Put Your Ideas Where Readers Expect Them

Put Your Ideas Where Readers Expect Them

Newsletter

Most writers think their job is to deliver good ideas.

It isn't.

Like the proverbial tree falling in the forest, if your idea lands in the wrong place, no one will understand it.

In this week's issue of Writer Science...

  • a Costco story that explains why your readers keep getting lost
  • nine practical tools to fix it, 
  • and a method for using writing to generate valuable ideas (instead of just recording what you already know).

🥩 Where's the Beef?: Giving Your Readers What They Need, Where They Need It

My Costco system is pretty tight.

In and out in 30 minutes, flat. Podcast in my earphones, pushing the cart like a lawnmower, better not get in my way. 

Locked in my sights is the ground beef. A big slab lasts me 2–3 weeks of lunches. I get it every time, and it’s always in the same spot. 

Except yesterday. It wasn’t there. 🤨 

I stalked every cooler in that store. Beef section. Chicken section. I even checked near the sushi. Nothing. 

Eventually I had to flag down a clerk, who led me around a corner to some hidden cooler I’d walked past a dozen times. 

He didn’t look particularly enthused to be leading me around. And I get it—he’d put out what I wanted. Couldn’t I just find it myself? 

But giving someone what they want isn’t enough. You have to put it where they expect to find it. 

This is the mistake most writers make. 

They package their ideas in a way that makes sense to them, then hand it off to readers and let them figure it out. 

But readers don’t come to your text as a blank slate, willing to wander through its aisles like they're in an art gallery. 

They come with fixed expectations—not just about what information they’ll find, but where within the structure of your text they expect to find it. 

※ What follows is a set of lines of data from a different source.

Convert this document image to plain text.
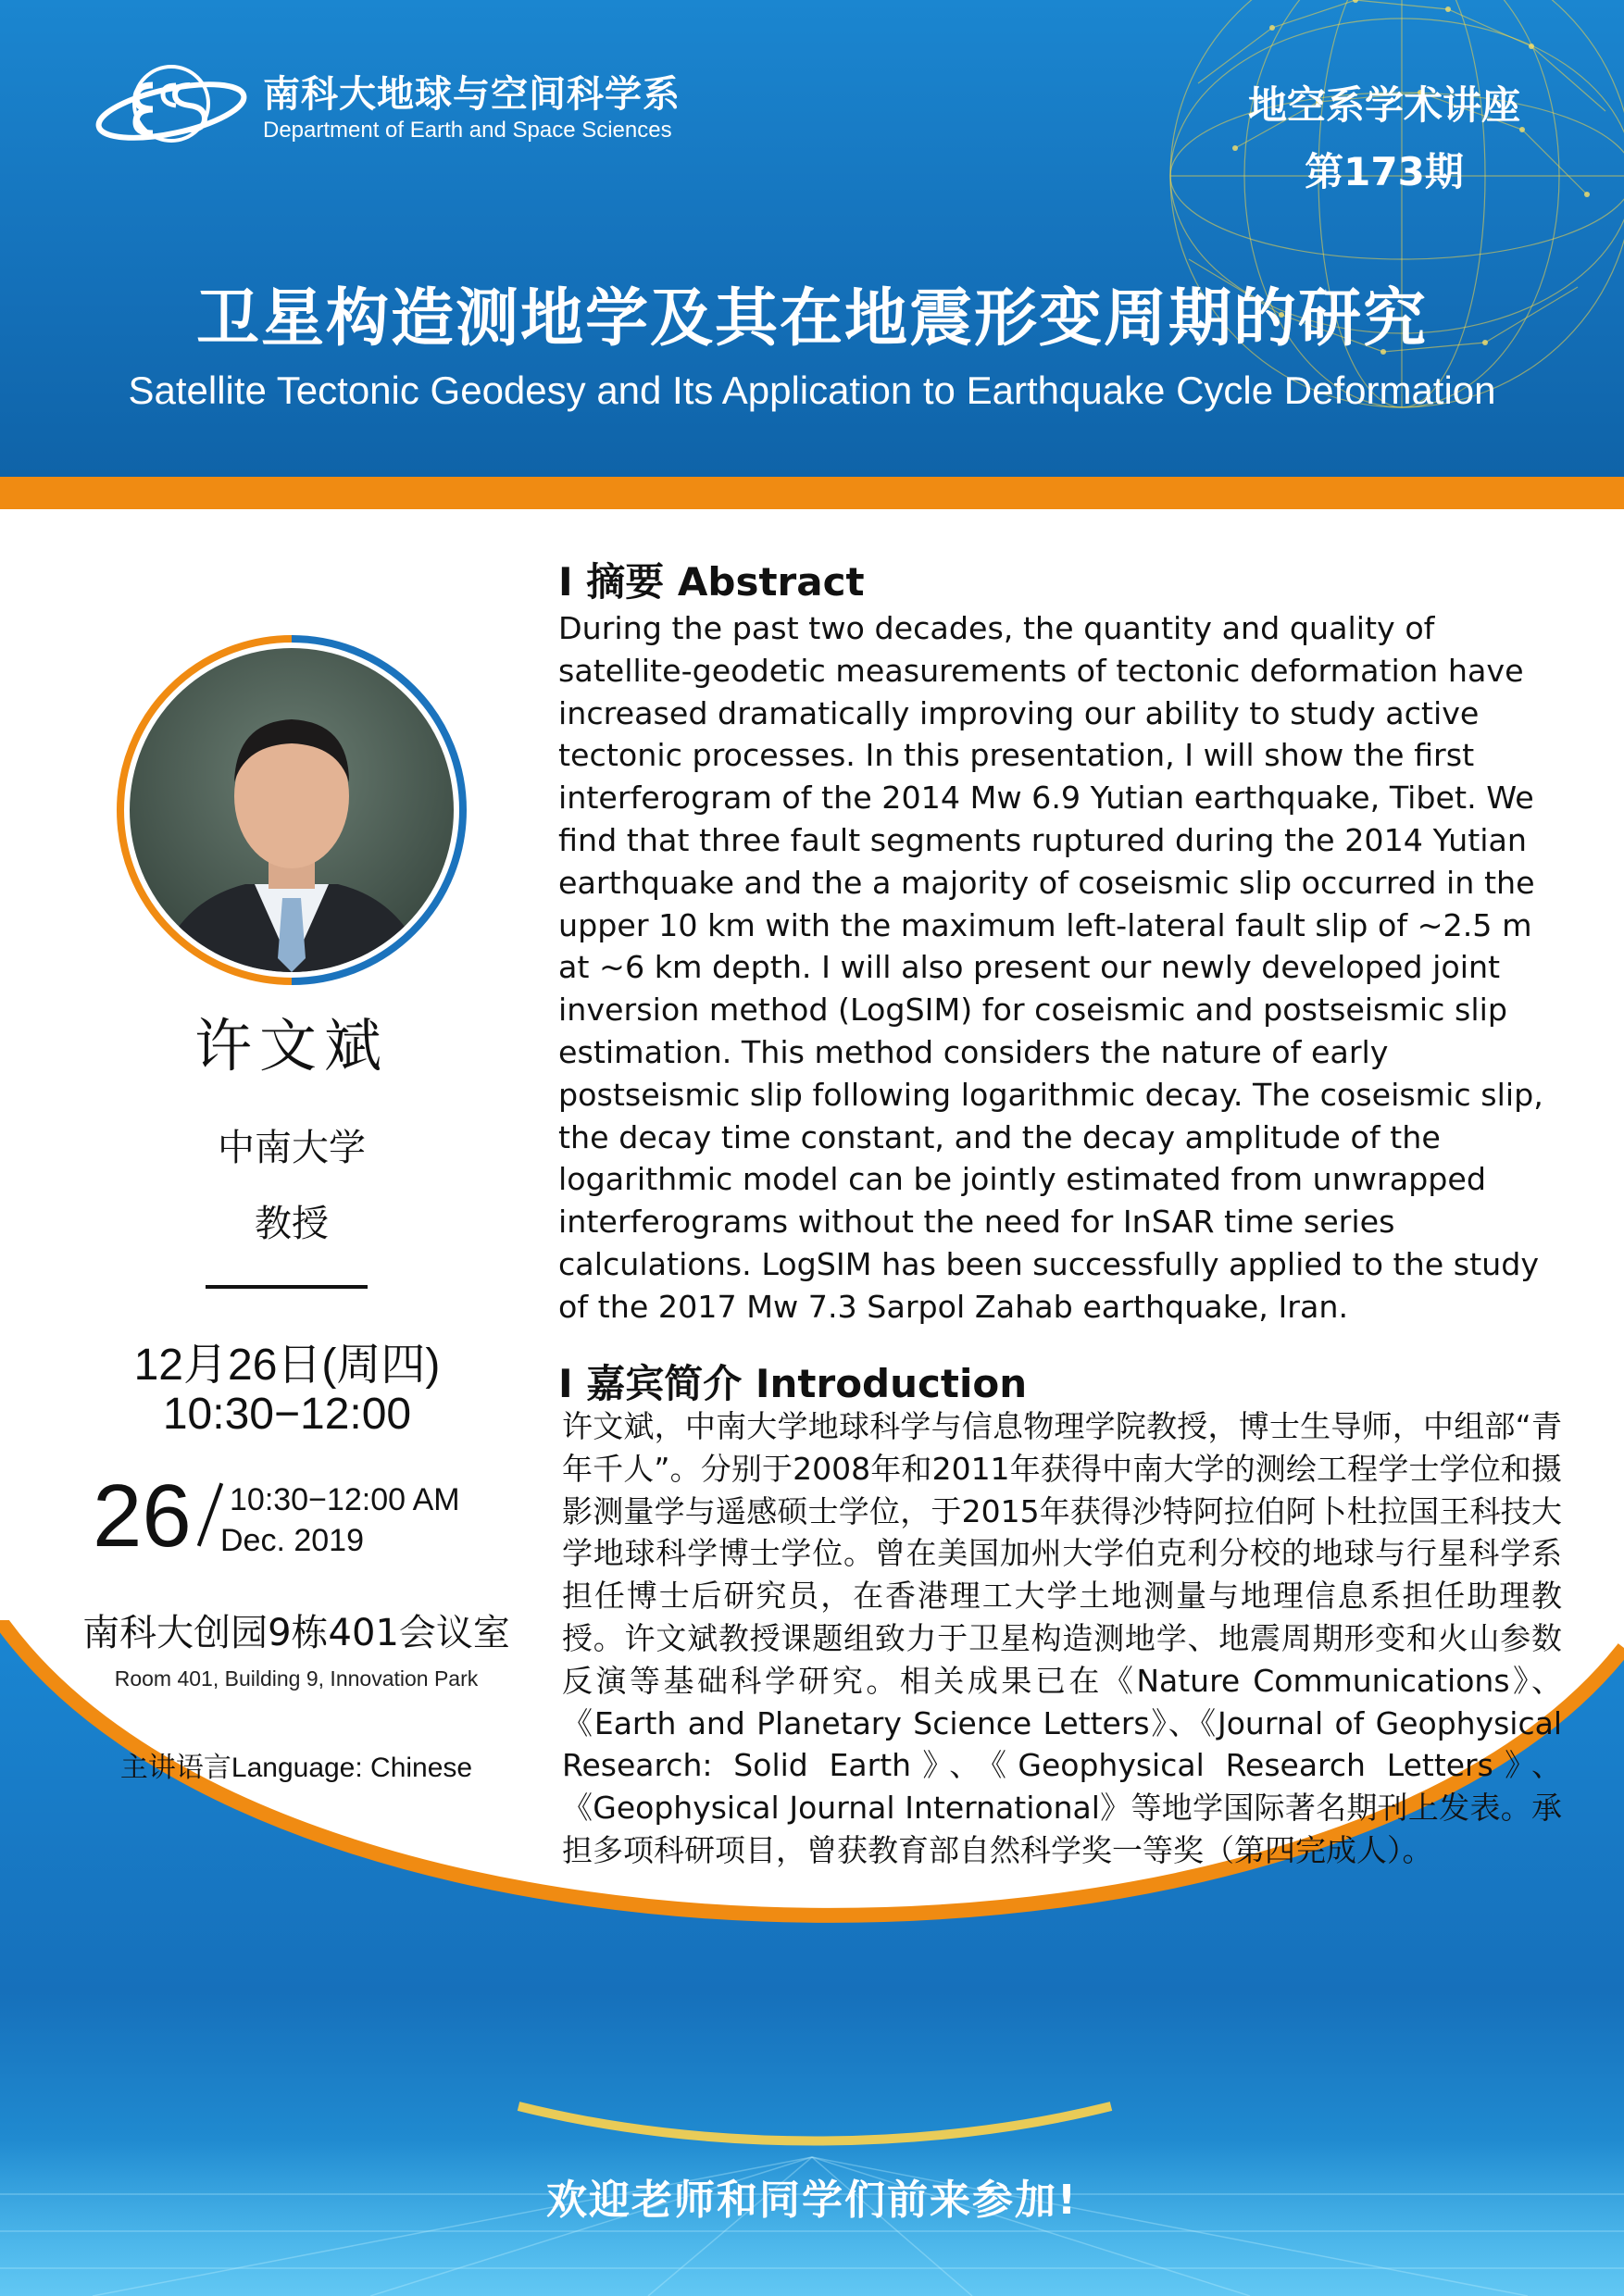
南科大地球与空间科学系
Department of Earth and Space Sciences
地空系学术讲座
第173期
卫星构造测地学及其在地震形变周期的研究
Satellite Tectonic Geodesy and Its Application to Earthquake Cycle Deformation
欢迎老师和同学们前来参加!
许文斌
中南大学
教授
12月26日(周四)
10:30−12:00
26 10:30−12:00 AM
Dec. 2019
南科大创园9栋401会议室
Room 401, Building 9, Innovation Park
主讲语言Language: Chinese
I 摘要 Abstract
During the past two decades, the quantity and quality of satellite-geodetic measurements of tectonic deformation have increased dramatically improving our ability to study active tectonic processes. In this presentation, I will show the first interferogram of the 2014 Mw 6.9 Yutian earthquake, Tibet. We find that three fault segments ruptured during the 2014 Yutian earthquake and the a majority of coseismic slip occurred in the upper 10 km with the maximum left-lateral fault slip of ~2.5 m at ~6 km depth. I will also present our newly developed joint inversion method (LogSIM) for coseismic and postseismic slip estimation. This method considers the nature of early postseismic slip following logarithmic decay. The coseismic slip, the decay time constant, and the decay amplitude of the logarithmic model can be jointly estimated from unwrapped interferograms without the need for InSAR time series calculations. LogSIM has been successfully applied to the study of the 2017 Mw 7.3 Sarpol Zahab earthquake, Iran.
I 嘉宾简介 Introduction
许文斌，中南大学地球科学与信息物理学院教授，博士生导师，中组部“青年千人”。分别于2008年和2011年获得中南大学的测绘工程学士学位和摄影测量学与遥感硕士学位，于2015年获得沙特阿拉伯阿卜杜拉国王科技大学地球科学博士学位。曾在美国加州大学伯克利分校的地球与行星科学系担任博士后研究员，在香港理工大学土地测量与地理信息系担任助理教授。许文斌教授课题组致力于卫星构造测地学、地震周期形变和火山参数反演等基础科学研究。相关成果已在《Nature Communications》、《Earth and Planetary Science Letters》、《Journal of Geophysical Research: Solid Earth》、《Geophysical Research Letters》、《Geophysical Journal International》等地学国际著名期刊上发表。承担多项科研项目，曾获教育部自然科学奖一等奖（第四完成人）。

Ignore those structural expectations, and you’re the clerk who hid the ground beef in a cooler nobody knew existed. 

The good news: there are practical, learnable writing tools that help you put your ideas exactly where readers are looking for them. 

I’ve been collecting those tools into a library of writing tools.

There are nine up now, but I'll be adding more as I discover them. Totally free. You can start using them today.


✍️ Interesting Ideas, Useful Tools

  • How to Write a Film Review ▶︎ Great cultural criticism doesn't ask "is it good?" It asks "why did this take hold?" I wrote about "The Unreal Thing" by Adam Gopnik, an essay that doesn't review The Matrix so much as excavate it, tracing an ancient anxiety through centuries of philosophy to explain how the film became a cultural touchstone. It's a great example of what ambitious nonfiction writing can do, and I can't wait to hear what you think of it over on Essay Club.
  • The Coffee Stain Problem ▶︎ You can't edit your own writing. Not really. Whenever you reread your words, your brain isn't actually reading. It's remembering. George Gopen explains why revision is harder than most writing advice admits.
  • Spotlight Your Main Characters ▶︎ Every sentence tells a story. And one of the first questions your reader asks is, Who/what is this story about? This writing tool will show you how to answer that question clearly every time.

💬 Think on Paper

The top 1% of experts don't treat writing as an afterthought; they use writing as an extension of their thinking.

If your expertise is valuable, then it answers question and solves problems. And real problems are too complex to be worked out in your head. (If they were that simple, they wouldn't be problems.)

So you can't think first, write second. 

You need to use writing to do your thinking.

Here's how:

  1. Adopt the "Write to Think" Method: Instead of aiming for a polished draft immediately, use your first writing session to generate ideas.

    Set a timer, open a blank document, and do a "brain dump" to solve problems through writing, not just record what you already know.
  2. Use a Reverse Outline: After completing your first draft, don't edit for style—yet. Instead, go back section by section and write a label describing exactly what each part does.

    If you cant label it, it's probably fluff or disorganized.
  3. Rebuild for the Reader: The path you took to understand an idea is likely not the best path for your reader.

    Use the labels from your reverse outline to restructure the document, starting from the reader's current knowledge and guiding them to the new understanding.
  4. Hunt for Community-Specific Code Words: Identify your specific target audience and research the language they use (e.g., technical terms, jargon, or values).

    Replace generic language with these "code words" to immediately signal that you understand their world and speak their language.